"In spite of all the horrors of the past … I believe in you.”
–Nelly Sachs in her acceptance speech for the 1965 Peace Prize of the German Book Trade
O die Schornsteine / O the Chimneys
And after my skin has been thus destroyed,
then without my flesh I shall see God. – JOB
O the chimneys
On the artfully contrived habitations of death,
As Israel's flesh floated in smoke
Through the air -
A star, there, received it, a blackened, a
Chimney-sweep star -
Or, could it be, sunbeam?
O the chimneys!
Jeremiah and Job, their dust, their release -
Who contrived you, who built, stone on stone,
For fugitives, this path of smoke?
O the habitations
Of death, so lovingly made ready for
The master of the house, the guest turned host -
O you fingers,
Laying down the threshold
Like a blade to sever death from life -
O you chimneys,
O you fingers, And Israel's flesh floating in smoke though the air!
From In the Habitations of Death, 1947
I drew today’s Google Doodle that can be seen on the Google website in Sweden, Germany, the US, Israel, Bulgaria, the UK and Ireland.
The occasion for the doodle is the 127th birthday of German-Swedish poet, playwright and Nobel laureate Nelly Sachs.
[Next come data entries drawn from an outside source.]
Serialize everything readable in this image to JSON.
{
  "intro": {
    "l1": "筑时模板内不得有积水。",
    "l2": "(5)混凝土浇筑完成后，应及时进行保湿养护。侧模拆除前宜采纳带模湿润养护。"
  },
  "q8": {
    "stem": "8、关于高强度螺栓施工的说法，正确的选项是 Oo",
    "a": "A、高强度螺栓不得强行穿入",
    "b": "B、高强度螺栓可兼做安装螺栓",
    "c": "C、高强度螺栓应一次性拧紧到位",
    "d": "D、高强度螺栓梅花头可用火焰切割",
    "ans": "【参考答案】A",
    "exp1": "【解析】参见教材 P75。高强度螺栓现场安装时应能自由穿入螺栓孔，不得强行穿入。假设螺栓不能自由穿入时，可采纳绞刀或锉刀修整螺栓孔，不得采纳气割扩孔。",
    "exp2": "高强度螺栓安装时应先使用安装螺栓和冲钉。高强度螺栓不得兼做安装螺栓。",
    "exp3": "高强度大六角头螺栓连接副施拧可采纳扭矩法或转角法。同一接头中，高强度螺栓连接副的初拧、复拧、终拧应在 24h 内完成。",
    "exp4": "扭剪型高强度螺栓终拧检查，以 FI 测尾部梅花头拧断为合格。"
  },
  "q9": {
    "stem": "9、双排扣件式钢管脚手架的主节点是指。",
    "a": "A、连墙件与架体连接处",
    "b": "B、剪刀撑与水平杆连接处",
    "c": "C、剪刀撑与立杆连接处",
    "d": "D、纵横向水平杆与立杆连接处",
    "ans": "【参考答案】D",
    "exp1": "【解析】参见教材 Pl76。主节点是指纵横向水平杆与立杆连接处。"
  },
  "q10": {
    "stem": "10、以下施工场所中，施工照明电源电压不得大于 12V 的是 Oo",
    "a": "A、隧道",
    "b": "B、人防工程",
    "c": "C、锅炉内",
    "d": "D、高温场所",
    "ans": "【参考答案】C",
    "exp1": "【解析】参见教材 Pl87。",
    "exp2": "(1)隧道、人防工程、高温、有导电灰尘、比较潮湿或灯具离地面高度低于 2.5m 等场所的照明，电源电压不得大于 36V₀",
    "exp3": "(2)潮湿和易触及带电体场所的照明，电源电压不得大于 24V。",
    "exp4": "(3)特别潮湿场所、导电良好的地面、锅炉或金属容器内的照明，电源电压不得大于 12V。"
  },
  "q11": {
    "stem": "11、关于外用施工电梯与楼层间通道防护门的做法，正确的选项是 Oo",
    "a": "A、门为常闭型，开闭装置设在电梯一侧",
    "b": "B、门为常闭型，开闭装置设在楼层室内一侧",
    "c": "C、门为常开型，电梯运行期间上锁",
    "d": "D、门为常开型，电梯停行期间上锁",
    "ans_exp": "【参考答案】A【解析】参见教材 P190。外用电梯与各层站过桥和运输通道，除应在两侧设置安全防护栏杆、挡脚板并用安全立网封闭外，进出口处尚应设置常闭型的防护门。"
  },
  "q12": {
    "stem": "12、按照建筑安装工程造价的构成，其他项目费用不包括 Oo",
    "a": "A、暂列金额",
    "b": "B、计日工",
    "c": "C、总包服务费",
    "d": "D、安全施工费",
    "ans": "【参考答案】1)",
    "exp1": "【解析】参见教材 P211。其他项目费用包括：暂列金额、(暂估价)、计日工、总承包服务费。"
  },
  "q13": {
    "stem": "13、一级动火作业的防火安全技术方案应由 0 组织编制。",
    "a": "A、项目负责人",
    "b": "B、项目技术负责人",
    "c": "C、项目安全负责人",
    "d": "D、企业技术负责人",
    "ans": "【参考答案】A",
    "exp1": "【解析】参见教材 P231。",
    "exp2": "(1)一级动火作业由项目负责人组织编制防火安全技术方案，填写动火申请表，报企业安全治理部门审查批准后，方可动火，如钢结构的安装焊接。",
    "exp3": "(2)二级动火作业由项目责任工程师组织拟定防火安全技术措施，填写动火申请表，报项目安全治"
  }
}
She escaped with her mother in one of the last planes from Berlin, one week before she was scheduled to report to a concentration camp.
For years Nelly Sachs lived with her mother in a small apartment in Stockholm supporting herself with translations, working on her poetry in the night.
The horrors Nelly Sachs experienced during the persecution in Nazi Germany and its aftermath are an ever-present theme in her work.
On her 75th birthday on December 10th, 1966 Nelly Sachs received the Nobel prize in literature together with Samuel Joseph Agnon.